Passive therapy treatment might impact clinical outcomes. However, a control group without any therapeutic modalities at all is considered to be unethical [95]. The therapeutic modalities of our control (i.e., passive therapy) group thus aimed to control one of our primary outcomes (i.e., structural tendon adaptation). As the lack of mechanical loading of the Achilles tendon presumably would not lead to any structural adaptations, our passive therapy group controlled the two active exercise groups (i.e., High-load and Alfredson). Moreover, we aimed to control passive therapy beforehand by thorough instructions (i.e., letter to the physio and medical referral) and afterward due to the training diary reported by each patient. Thus, we considered the therapy applied within the utilized appointments in all three groups to be mostly (i.e., > 90%) of passive nature and to not have positive effects on structural tendon adaptation.

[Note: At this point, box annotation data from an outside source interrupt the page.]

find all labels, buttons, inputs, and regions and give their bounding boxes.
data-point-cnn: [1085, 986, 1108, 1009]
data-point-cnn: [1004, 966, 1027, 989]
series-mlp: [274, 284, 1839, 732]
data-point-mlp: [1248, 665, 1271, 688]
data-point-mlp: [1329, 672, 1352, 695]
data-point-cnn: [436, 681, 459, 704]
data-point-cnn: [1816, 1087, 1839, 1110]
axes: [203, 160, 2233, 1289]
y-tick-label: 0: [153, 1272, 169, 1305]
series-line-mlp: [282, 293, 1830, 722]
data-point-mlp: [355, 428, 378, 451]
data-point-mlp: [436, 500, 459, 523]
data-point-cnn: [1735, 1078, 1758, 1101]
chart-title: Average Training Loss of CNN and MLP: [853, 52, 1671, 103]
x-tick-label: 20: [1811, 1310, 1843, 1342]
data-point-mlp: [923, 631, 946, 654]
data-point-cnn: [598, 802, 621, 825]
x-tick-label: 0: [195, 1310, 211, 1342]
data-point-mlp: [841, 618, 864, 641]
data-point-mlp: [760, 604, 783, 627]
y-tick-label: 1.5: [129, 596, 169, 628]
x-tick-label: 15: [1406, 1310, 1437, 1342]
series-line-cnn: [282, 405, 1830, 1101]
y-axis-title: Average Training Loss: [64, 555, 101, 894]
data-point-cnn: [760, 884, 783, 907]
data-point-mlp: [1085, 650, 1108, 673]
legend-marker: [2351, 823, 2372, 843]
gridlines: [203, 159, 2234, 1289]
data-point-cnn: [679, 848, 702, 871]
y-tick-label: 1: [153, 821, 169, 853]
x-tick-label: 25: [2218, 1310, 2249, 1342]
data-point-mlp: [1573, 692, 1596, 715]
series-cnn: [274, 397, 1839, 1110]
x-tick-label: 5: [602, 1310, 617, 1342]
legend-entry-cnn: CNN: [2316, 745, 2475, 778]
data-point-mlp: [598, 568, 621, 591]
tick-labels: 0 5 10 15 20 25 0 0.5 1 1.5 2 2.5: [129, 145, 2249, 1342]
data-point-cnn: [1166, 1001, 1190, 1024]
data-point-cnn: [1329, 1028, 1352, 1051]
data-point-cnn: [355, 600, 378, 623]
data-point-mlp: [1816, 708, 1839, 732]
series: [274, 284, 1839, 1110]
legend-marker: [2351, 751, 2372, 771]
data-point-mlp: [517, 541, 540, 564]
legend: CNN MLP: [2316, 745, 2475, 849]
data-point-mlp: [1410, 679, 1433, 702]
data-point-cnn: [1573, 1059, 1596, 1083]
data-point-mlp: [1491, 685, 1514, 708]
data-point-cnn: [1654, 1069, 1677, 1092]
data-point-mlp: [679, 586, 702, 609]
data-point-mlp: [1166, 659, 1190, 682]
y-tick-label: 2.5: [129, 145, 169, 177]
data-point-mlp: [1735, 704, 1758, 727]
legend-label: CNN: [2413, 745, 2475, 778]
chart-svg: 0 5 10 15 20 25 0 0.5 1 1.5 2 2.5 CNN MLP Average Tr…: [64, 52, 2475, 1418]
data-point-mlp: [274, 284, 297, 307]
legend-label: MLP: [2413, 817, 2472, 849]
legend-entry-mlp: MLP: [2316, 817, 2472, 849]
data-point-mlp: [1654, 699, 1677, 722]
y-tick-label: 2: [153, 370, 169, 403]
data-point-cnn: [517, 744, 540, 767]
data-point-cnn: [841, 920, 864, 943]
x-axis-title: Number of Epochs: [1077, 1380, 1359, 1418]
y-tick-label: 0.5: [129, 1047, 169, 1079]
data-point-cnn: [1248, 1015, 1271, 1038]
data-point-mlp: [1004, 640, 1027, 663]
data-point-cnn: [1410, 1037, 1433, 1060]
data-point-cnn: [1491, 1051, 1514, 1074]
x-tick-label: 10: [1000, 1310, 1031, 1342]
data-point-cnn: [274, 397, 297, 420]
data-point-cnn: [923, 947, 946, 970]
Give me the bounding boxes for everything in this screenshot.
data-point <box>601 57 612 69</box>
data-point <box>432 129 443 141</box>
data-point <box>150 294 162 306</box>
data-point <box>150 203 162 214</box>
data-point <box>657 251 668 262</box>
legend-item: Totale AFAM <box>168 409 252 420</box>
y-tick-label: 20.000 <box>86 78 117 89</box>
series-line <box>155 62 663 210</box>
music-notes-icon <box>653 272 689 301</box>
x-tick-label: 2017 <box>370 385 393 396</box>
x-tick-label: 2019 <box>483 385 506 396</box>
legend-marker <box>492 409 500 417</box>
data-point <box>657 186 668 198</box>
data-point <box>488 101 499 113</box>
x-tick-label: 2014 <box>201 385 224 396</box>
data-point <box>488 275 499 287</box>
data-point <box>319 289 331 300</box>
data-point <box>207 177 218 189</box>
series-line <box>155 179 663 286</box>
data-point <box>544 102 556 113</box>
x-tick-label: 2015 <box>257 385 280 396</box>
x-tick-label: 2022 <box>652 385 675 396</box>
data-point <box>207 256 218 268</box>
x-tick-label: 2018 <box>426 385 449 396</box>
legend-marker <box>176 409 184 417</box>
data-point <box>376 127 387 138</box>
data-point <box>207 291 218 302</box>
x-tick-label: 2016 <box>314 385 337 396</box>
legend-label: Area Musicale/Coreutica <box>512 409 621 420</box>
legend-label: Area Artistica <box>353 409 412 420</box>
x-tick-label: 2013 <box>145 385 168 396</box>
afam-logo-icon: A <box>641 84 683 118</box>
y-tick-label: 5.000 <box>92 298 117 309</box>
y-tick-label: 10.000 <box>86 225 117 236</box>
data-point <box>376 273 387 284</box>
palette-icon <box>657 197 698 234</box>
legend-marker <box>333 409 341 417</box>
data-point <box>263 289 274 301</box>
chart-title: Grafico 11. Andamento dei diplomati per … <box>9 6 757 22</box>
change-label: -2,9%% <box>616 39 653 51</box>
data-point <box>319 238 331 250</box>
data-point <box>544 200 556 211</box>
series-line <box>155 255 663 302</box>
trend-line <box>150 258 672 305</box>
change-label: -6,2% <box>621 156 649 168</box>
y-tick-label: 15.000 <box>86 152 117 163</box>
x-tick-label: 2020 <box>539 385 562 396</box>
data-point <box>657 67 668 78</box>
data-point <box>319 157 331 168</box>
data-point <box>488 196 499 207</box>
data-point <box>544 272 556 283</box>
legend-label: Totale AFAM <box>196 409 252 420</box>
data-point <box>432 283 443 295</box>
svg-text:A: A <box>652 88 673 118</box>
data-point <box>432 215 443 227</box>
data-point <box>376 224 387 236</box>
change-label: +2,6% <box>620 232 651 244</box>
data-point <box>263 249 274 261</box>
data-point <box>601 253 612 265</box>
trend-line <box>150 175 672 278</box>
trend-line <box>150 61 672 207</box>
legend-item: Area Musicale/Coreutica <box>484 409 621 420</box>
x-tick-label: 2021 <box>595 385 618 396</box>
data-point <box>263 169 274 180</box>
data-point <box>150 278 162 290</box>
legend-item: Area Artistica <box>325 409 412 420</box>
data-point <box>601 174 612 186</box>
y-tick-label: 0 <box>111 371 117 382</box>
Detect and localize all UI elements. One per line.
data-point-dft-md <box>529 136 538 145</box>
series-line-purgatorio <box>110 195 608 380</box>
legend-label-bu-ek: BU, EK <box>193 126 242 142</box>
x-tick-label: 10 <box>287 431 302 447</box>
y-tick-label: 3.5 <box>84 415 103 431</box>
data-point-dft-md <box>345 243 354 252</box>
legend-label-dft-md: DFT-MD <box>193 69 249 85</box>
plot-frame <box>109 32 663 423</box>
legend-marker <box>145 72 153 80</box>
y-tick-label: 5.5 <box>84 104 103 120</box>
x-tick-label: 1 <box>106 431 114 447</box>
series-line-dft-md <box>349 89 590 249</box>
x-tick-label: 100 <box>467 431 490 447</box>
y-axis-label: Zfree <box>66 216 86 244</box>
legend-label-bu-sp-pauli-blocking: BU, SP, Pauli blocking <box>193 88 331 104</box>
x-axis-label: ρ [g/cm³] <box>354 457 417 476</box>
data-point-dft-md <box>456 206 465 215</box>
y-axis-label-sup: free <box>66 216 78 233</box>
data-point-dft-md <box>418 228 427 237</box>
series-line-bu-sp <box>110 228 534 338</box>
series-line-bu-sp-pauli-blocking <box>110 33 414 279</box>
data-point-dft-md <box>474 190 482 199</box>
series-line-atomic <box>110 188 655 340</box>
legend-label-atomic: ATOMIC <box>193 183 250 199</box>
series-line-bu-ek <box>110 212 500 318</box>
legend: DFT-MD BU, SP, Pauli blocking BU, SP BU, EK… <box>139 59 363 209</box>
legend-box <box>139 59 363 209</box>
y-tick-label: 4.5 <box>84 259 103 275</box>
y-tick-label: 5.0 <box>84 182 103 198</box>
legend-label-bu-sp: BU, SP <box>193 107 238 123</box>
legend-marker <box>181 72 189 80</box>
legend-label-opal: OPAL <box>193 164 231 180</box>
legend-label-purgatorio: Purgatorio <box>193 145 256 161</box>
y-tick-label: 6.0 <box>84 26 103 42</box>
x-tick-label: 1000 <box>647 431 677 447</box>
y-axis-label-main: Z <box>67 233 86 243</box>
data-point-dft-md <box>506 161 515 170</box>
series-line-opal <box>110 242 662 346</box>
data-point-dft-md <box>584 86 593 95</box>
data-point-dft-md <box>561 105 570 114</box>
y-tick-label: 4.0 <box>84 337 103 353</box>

Clinical assessment was performed by recording the VISA-A score and a daily average for pain (NRS). Although the VISA-A score is the most widely used assessment in Achilles tendinopathy, the current literature alluded to some weaknesses of the VISA-A score questioning its validity and adequacy [96]. Moreover, recent literature recommends the assessment of nine core domains reflecting physical, psychosocial and overall status/life impact factors to better estimate treatment effects [97].

Conclusions

The application of the high-load protocol, which has already been shown to be reliable and effective in healthy participants [41], showed very promising results as an exercise therapy option in male Achilles tendinopathy patients. High compliance and no reported impeding incidents suggest that this therapeutic approach is highly feasible. Structural adaptations, potentially leading to prolonged health benefits, are in favor of this therapeutic approach. In addition, its home-based application and its time-saving implementation, compared to the eccentric exercise protocol (Table 1), may be beneficial for high adherence. Thus, we recommend the application of high-loading in Achilles tendinopathy patients as an effective (alternative) therapeutic protocol for clinicians and therapists in Achilles tendinopathy rehabilitation management.